Ruiny Xunantunich są przepięknie położone na wzniesieniu pośród tropikalnego lasu, a że teraz kończy się pora deszczowa, to całość tryska wszystkimi odcieniami zieleni, z której wyłaniają się tylko surowe mury miasta, którego początki giną w mroku. Dziś można ocenić, że najstarsze do tej pory odkryte budowle pochodzą z II w.p.n.e., ale większość tego miasta wciąż przykrywa dywan tropikalnej zieleni. Z poszczególnych piramid rozpościerają się piękne widoki na miasto i okolicę. Cieszymy się faktem, że wciąż na wszystkie piramidy można tu wchodzić, z resztą podobnie, jak wszędzie w Belize, czyli coś, co już zostało zabronione jakiś czas temu na Yucatanie w Meksyku.

 

Z Xunantunich jedziemy teraz do Kahal Pech, miejsca, o którym w przewodnikach jest tylko mała wzmianka.

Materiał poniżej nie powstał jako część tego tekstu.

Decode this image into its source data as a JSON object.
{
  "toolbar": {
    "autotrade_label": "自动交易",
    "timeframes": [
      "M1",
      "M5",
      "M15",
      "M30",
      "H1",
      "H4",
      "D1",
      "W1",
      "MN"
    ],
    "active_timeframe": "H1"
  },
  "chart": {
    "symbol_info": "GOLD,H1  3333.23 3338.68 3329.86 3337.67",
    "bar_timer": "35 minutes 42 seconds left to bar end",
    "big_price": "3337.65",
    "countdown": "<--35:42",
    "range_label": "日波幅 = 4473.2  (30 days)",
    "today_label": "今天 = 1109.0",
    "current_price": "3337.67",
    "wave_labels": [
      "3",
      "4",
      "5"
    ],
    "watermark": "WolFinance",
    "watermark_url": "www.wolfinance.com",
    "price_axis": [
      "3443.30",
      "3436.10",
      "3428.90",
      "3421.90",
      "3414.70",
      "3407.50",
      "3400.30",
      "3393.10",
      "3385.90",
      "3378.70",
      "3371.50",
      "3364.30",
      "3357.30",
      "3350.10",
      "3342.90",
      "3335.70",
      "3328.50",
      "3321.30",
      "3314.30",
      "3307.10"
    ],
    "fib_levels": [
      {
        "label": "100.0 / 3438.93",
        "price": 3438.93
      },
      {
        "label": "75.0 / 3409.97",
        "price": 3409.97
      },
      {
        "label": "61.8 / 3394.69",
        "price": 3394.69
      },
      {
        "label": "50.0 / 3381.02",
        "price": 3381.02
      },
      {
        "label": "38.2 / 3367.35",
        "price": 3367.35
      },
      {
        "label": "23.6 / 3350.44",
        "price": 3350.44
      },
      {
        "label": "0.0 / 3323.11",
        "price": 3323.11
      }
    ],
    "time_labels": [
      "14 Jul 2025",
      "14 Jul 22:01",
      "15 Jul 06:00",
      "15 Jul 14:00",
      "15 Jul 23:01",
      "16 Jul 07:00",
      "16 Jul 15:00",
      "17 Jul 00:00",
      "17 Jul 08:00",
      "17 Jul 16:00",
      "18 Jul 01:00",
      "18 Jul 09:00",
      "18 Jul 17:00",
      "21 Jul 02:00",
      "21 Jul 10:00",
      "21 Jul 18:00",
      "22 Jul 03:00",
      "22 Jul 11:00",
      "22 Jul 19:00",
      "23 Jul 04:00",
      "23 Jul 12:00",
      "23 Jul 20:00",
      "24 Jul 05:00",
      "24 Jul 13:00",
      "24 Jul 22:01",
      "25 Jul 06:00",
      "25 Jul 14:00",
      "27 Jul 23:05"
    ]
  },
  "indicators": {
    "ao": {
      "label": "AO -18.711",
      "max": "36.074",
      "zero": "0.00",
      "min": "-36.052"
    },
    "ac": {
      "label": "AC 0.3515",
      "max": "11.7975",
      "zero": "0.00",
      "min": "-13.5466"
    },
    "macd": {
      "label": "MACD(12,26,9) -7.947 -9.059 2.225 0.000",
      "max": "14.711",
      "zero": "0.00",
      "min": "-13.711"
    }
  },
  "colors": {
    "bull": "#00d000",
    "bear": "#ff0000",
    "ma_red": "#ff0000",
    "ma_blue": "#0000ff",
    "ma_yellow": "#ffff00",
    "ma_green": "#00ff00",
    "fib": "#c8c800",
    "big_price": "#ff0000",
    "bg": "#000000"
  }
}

Jednak jak to się często okazuje na miejscu, ruiny są niezwykle malowniczo położone w dżungli i w dużej mierze dżunglą zarośnięte. Czujemy się tu jak w tajemniczym ogrodzie cofnięci wiele wieków w czasie. Co wyróżnia to miejsce od innych to to, że przypomina trochę zabudowania średniowiecznych miast Europy z małymi dziedzińcami, wąskimi przejściami i krętymi uliczkami. Wychodzimy stamdąd zauroczeni.

 

Na zakończenie dnia fundujemy sobie jeszcze spacer do ośrodka ochrony iguan położonego na terenie naszego hotelu, który, nawiasem mówiąc właśnie z tego ośrodka słynie. Iguany, które tu przebywają, są oswojone z widokiem ludzi, więc można sie im nie tylko z bliska przyjrzeć, ale nawet je dotknąć, a jest to ciekawym i całkiem przyjemnym doświadczeniem.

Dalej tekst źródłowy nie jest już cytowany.